Here are specifically the different environments I tested:

## Note that `conda-forge` channel is prioritized on my system
## also, `mamba` is a faster version of `conda`

# MKL
mamba create -n np_mkl python=3.9 numpy 'blas=*=mkl'

# BLIS
mamba create -n np_blis python=3.9 numpy 'blas=*=blis'

# OpenBLAS
mamba create -n np_openblas python=3.9 numpy 'blas=*=openblas'

# Accelerate
mamba create -n np_accelerate python=3.9 numpy 'blas=*=accelerate'

# Netlib
mamba create -n np_netlib python=3.9 numpy 'blas=*=netlib'

and ran the benchmark script (so-np-bench.py) with

conda run -n np_mkl python so-np-bench.py

# etc.

Possible caveats with using Accelerate

Note that there has been incompatibility between SciPy and Accelerate due to the LAPACK implementation in Accelerate being old. However, it has been updated in macOS 13.3, which may resolve such issues. See this thread for details.

Emulation Mode (Rosetta)

Sometimes one may have to create an environment in emulation mode, e.g., need a package that doesn't have an osx-arm64 build yet. Here's the benchmarking (as of July 2023) using forced osx-64 on an M1:

macOS M1 4P/4E (arm64 with osx-64 subdir)
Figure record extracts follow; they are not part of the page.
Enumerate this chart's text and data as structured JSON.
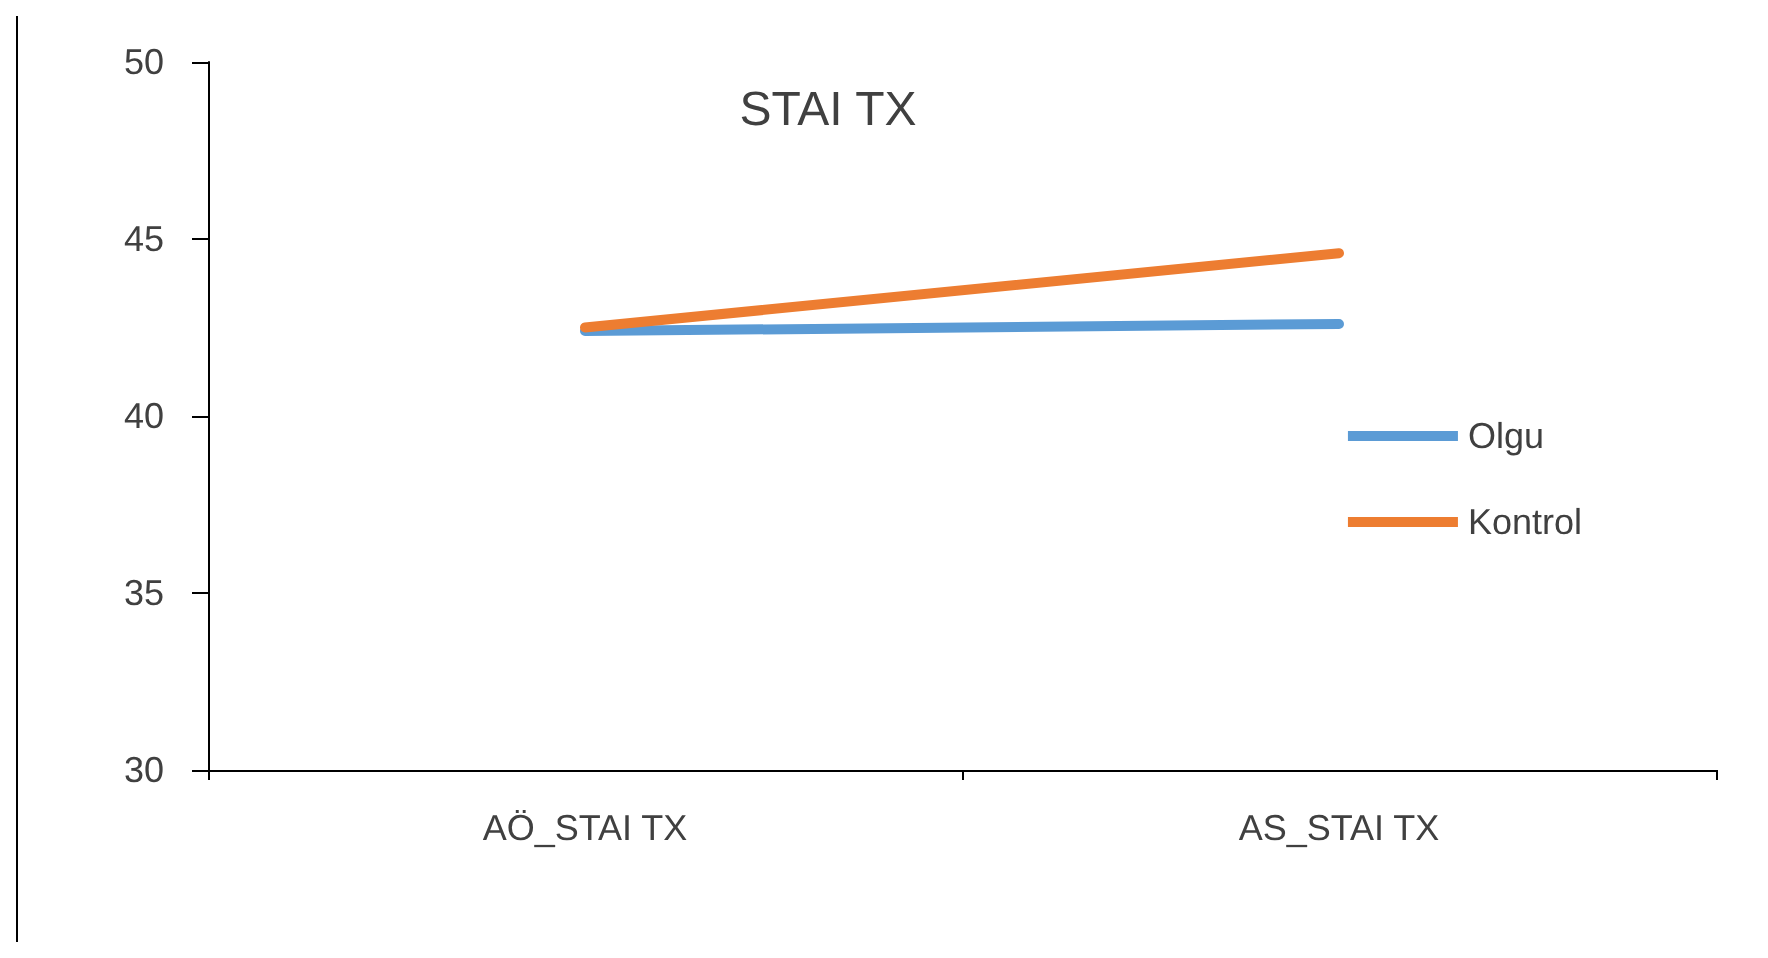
{
  "chart_data": {
    "type": "line",
    "title": "STAI TX",
    "categories": [
      "AÖ_STAI TX",
      "AS_STAI TX"
    ],
    "series": [
      {
        "name": "Olgu",
        "color": "#5b9bd5",
        "values": [
          42.4,
          42.6
        ]
      },
      {
        "name": "Kontrol",
        "color": "#ed7d31",
        "values": [
          42.5,
          44.6
        ]
      }
    ],
    "ylim": [
      30,
      50
    ],
    "yticks": [
      30,
      35,
      40,
      45,
      50
    ],
    "grid": false,
    "legend": "right",
    "marker": "none",
    "line_style": "solid"
  }
}
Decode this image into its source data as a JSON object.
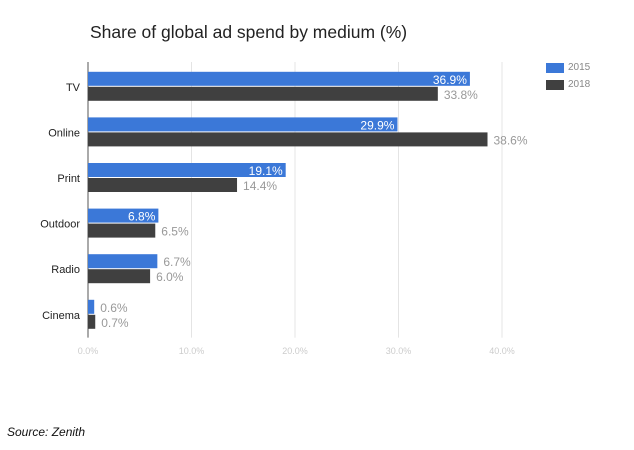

These runs use the same creation commands as osx-64 above, but with CONDA_SUBDIR=osx-64.

Important Note: The openblas runs on M1/M3 used all cores, but to no apparent benefit. So I'd absolute recommend avoiding that for now (up through May 2024) - it is seriously wasting energy. There might be some bug in how it is using OpenMP?

Takeaway: if you are on an Apple Silicon machine, use 'blas=*=accelerate' whether or not you are emulating. However, the native environment seems to be the fastest option.

With Miniforge3-MacOSX-arm64, and conda install -c conda-forge numpy "libblas=*=*accelerate", it works perfectly on my Macbook M1 Max.

• M1 Max with libblas accelerate : 1.024
• M1 Max without libblas accelerate : 2.672

Thank you for the tips. I followed the following in my freshly new MAC M1 MAX:

1. I installed the Minoforge3 (bash Miniforge3-MacOSX-arm64.sh)
2. Initialized a conda base environment (conda init) with Python 3.10
3. Installed numpy as: conda install numpy "libblas=*=*accelerate"

And then the suggested benchmarks from the link:

1. The script mention above mysvd.py runs in mean of 10 runs: 1.08088s

2. The script dario.py from https://gist.githubusercontent.com/daradecic/a2ac0a75d7e5f22c9aa07174dcbbe061/raw/a56ee217e6d3f949b1d1f719a7a134cef130cd9f/macs.py gives:

Dotted two 4096x4096 matrices in 0.28 s.
Dotted two vectors of length 524288 in 0.11 ms.
SVD of a 2048x1024 matrix in 0.44 s.
Cholesky decomposition of a 2048x2048 matrix in 0.07 s.
Eigendecomposition of a 2048x2048 matrix in 3.83 s.

TOTAL TIME = 19 seconds

Fastest way I found to do this is:

conda create -n np_accelerate -c conda-forge python=3.9 numpy 'blas=*=accelerate'

If you want to add conda forge for future use can use config append:

conda config --append channels conda-forge

conda create -n np_accelerate python=3.9 numpy 'blas=*=accelerate'

Other answers mention a few variants of this: blas=*=*accelerate* and libblas=*=*accelerate. These all work as well with the above command and result in same performance in my testing.